Analysis of the genome of Cyanophora paradoxa: An algal model for understanding primary endosymbiosis

Algae and plants rely on the plastid (e.g., chloroplast) to carry out photosynthesis. This organelle traces its origin to a cyanobacterium that was captured over a billion years ago by a single-celled protist. Three major photosynthetic lineages (the green algae and plants [Viridiplantae], red algae [Rhodophyta], and Glaucophyta) arose from this primary endosymbiotic event and are putatively united as the Plantae (also known as Archaeplastida). Glaucophytes comprise a handful of poorly studied species that retain ancestral features of the cyanobacterial endosymbiont such as a peptidoglycan cell wall. Testing the Plantae hypothesis and elucidating glaucophyte evolution has in the past been thwarted by the absence of complete genome data from these taxa. Furthermore, multigene phylogenetics has fueled controversy about the frequency of primary plastid acquisitions during eukaryote evolution because these approaches have generally failed to recover Plantae monophyly and often provide conflicting results.

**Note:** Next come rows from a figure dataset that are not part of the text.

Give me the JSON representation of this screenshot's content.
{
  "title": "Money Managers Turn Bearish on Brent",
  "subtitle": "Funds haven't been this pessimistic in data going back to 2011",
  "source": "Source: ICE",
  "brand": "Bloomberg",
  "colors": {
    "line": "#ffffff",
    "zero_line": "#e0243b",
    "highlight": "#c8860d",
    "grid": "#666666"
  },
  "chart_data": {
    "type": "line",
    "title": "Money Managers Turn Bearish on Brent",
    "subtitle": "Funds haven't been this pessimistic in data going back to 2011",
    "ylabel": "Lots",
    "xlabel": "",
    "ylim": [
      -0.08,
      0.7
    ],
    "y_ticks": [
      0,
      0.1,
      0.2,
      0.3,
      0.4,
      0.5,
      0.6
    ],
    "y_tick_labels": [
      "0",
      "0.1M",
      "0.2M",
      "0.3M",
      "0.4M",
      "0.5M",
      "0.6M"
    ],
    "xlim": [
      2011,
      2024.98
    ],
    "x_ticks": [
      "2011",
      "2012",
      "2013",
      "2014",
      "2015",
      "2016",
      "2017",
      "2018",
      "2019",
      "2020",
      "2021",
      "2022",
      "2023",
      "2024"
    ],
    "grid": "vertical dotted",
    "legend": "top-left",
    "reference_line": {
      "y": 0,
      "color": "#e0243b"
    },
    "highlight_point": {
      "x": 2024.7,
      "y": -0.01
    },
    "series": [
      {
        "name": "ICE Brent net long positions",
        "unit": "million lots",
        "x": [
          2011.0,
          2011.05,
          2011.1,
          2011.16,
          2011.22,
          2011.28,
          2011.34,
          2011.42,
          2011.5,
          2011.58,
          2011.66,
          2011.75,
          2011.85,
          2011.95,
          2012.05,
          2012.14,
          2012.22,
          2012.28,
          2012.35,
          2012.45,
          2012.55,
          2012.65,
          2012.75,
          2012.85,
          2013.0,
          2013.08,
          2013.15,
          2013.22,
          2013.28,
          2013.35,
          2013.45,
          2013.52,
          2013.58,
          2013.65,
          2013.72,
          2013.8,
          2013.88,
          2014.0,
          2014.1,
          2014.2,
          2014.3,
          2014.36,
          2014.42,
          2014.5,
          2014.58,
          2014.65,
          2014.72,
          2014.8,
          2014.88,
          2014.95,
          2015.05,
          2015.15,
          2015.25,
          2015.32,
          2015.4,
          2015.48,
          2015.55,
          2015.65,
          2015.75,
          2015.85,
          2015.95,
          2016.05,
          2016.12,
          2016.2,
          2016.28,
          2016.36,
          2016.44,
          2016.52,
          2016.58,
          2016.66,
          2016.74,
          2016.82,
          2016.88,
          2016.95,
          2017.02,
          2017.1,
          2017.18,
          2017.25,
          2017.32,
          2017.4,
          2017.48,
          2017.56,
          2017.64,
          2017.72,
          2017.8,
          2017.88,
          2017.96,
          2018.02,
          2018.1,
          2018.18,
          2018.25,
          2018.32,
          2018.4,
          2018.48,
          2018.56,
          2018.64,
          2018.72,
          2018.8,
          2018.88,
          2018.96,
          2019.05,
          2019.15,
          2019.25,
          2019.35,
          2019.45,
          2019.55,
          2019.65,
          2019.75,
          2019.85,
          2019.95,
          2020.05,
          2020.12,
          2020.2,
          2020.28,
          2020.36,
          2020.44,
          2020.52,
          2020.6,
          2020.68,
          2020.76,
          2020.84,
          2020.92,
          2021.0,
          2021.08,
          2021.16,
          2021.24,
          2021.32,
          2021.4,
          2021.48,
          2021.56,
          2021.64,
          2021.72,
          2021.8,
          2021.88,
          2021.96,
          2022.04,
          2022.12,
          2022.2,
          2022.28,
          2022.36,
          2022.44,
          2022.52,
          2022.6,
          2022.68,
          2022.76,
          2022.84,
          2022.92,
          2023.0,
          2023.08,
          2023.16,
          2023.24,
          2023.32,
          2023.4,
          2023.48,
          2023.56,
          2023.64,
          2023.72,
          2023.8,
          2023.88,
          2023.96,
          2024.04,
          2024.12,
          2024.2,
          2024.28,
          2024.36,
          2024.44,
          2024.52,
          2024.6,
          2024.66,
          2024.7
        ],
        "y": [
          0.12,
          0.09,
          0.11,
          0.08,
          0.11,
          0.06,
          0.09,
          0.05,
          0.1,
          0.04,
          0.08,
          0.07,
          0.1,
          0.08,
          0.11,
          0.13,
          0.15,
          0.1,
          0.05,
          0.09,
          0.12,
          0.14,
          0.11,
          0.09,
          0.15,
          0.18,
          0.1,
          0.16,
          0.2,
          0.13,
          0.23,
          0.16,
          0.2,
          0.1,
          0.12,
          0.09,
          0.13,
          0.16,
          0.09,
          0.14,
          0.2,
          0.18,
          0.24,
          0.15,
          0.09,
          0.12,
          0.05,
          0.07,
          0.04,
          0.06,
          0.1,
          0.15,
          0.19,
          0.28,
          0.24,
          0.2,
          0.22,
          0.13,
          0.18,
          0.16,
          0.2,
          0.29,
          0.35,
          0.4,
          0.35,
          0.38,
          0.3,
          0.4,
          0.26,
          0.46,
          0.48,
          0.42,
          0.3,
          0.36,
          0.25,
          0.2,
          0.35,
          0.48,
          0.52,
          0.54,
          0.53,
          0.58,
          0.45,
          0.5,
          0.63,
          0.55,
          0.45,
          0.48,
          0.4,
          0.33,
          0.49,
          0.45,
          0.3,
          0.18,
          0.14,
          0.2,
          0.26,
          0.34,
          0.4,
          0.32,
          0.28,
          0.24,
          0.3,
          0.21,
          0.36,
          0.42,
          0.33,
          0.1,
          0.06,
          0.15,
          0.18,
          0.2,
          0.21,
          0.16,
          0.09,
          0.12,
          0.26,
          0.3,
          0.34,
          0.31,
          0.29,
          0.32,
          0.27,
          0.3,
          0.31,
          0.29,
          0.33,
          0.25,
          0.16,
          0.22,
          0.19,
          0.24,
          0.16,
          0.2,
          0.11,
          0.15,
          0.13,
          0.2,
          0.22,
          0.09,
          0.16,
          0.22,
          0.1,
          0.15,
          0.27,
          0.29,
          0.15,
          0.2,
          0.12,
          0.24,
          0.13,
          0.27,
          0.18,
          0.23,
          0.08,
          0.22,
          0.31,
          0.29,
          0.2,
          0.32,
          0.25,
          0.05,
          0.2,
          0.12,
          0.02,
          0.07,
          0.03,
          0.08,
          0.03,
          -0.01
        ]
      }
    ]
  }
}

Here, we review some of the key insights about Plantae evolution that were gleaned from a recent analysis of a draft genome assembly from Cyanophora paradoxa (Glaucophyta). We present results that conclusively demonstrate Plantae monophyly. We also describe new insights that were gained into peptidoglycan biosynthesis in glaucophytes and the carbon concentrating mechanism (CCM) in C. paradoxa plastids.